The Bully in Us by Adam Kirk Edgerton

Adam Kirk Edgerton

The Bully in Us

Posted: 07/11/2012 
Huffington Post

Bullying has become our latest cause célèbre. Lady Gaga came to Harvard to start her youth-empowerment foundation, festooned with hats that bullied the air for space. It Gets Better videos have proliferated (except from our centerfold senator, Scott Brown). But the prism through which we view the problem -- the bullies versus the victims -- is dangerously simplistic.

The unfortunate truth is that bullying is a cornerstone of human nature. Whether it's a product of evolution, genetics or society is beyond me to say, but its prevalence suggests that there is a bully in all of us. That we have all been bullied and returned the favor with gusto and, hopefully, regret.

I've had this nagging feeling that despite the recent legislative victories in Massachusetts and beyond, we haven't really been honest with ourselves as human beings. That while horrific teen and pre-teen suicides brought this issue to light, we haven't yet delved into the dark parts of ourselves.

Two days before the Fourth of July, my students and I had the privilege of spending time with the poet Magdalena Gomez, who helped crystallize for me the gnarled root of bullying. She ran a workshop for four hours with over sixty teenagers and adults, and she had more energy than all of us.

But aside from her talent and charisma, Gomez has spent the past few years working with Maria Luis Arroyo compiling an anthology that more accurately captures the essence of bullying. Bullying: Replies, Rebuttals, Confessions and Catharsis (available via Skyhorse Publishing, NYC) paints the problem from paired perspectives of bully and bullied. It's fantastic. And it's an anthology which I love for teaching purposes, since short, standalone pieces are much easier to wrap your head around in a fifty-minute period.

The impetus for the book? The death of eleven-year-old Carl Joseph Walker-Hoover, of Springfield, MA, who hanged himself after enduring anti-gay bullying at his school. In her workshop, Gomez, also from Springfield, spoke of her shock at the initial silence surrounding his death, and her need to do something about it.

I've spent the past week using Bullying in my summer classes for English Language Learners. We've instituted the book as a regular part of the curriculum across all subjects. The poems, many of them published in the Spanish original with English translations, have had power and resonance beyond any lecture that I could give students about bullying. I asked them to pick their favorite pieces:

From "En el dia de liberacion" ("On the Day of Freedom") by Emmy Cepeda:

Blood unifies us, but freedom separates us
It bothers you that I can fly
And you don't even know how to walk
You fight death and I fight with what I live.

And from "Why Schools Don't Work" by sixteen-year-old Narelle Thomas:

If schools are meant to prepare people while they are young in order to help them to learn and understand things better for when they get older, then the system should be updated as the times change and the people change.

Issues of bullying are inextricable from the problems of our educational system as a whole. Gomez's difficulty in even getting enough submissions for the anthology speaks to our mania for teaching to tests, rather than teaching creativity, innovation and inspiration to our youth.

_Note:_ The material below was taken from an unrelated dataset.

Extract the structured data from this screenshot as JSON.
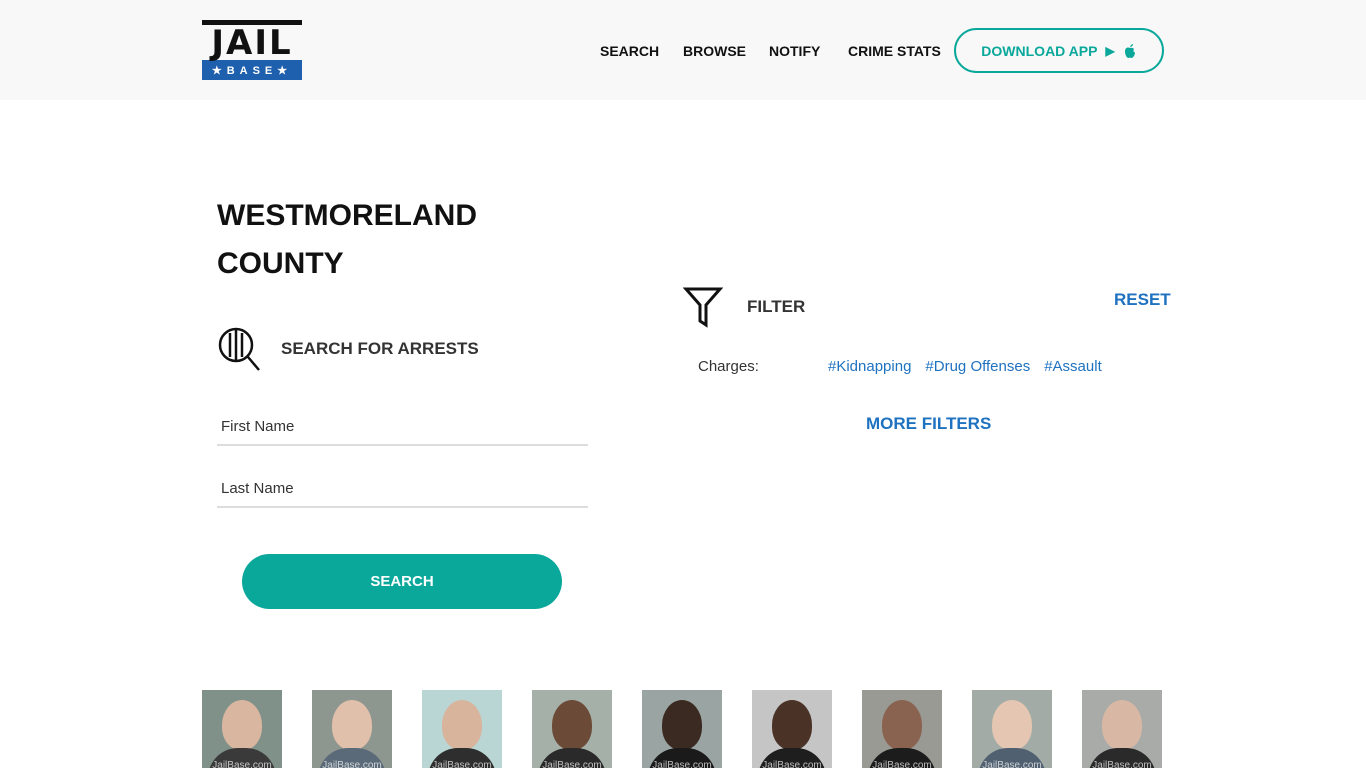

It is our detachment from ourselves, and from each other, that creates bullying. It's essential to continue passing laws, and it's critical that politicians and celebrities continue to make public statements. But the problem is interpersonal, individual and intergenerational. A poem included in the anthology, "Temps" by Marian Tombri, speaks even to our economic crisis -- the bullying of temporary workers by permanent managers. It's a startlingly broad definition of bullying, but one that rings true.

So yes, let us continue the good work of stomping out anti-LGBT bullying in our schools. But let's recognize that bullying is not merely for those who still have recess. We have to better ourselves first to better our children.